Your skills are unbelievable. Good job 👏🏼
wait did i hear you right? The url in the entry function was a kill switch? The entire malware could have been defeated by disabling that url?
Not "could have", that's literally how they did it. A researcher found out a few days after the malware started infecting systems so he bought the domain and with the help of Google he hosted a server on that URL.
i'm ignorant as a goat about this, but i find this voice quite relaxing and soothing
Imagine how difficult this would have been if they had obfuscated their binary, adding thousands of false paths that don’t actually lead anywhere
Wow! How do you know all of this?
Were to start (After learning C)?
Thanks to solo learn the C++ and the python course I understand the basic functions. I just need to finish the modules for both and I'll be able to understand this a lot better
Are you going to do some more crackmes?
I managed to solve a couple but on some i am just purely stuck after finding what IF staments is the key to cracking it but cant get what i need to find the password.

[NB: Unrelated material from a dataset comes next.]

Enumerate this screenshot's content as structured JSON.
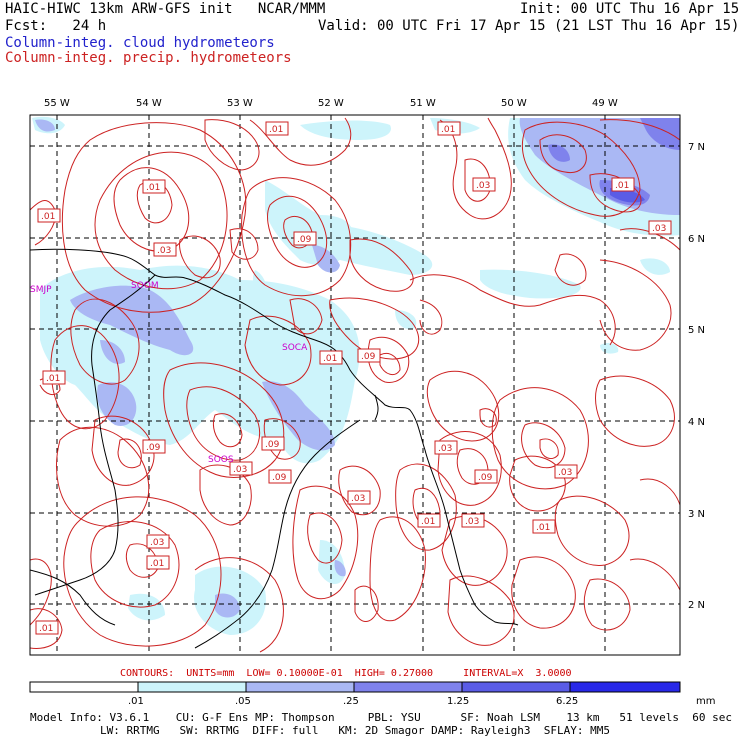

Do you have some examples on crackmes where you are having issues with? Maybe I can do a video on them in the future
5c83501333c5d4776a837df7,5c9ce65c33c5d4419da5562d these are the crackmes i got stuck on,i managed to get ghidra to clear up the code,and when i find that IF statement or something else that points to the password i just dont know what next to do to actually get the password
This was super interesting. Please continue with this series
Keep up the amazing work you do with your videos!
that URL is actually the domain that Marcus Hutchins registered to stop WannaCry from spreading. Each time the ransomware worm spreads over a network, the virus pings that address. If the address is pinged and online, it will no longer spread.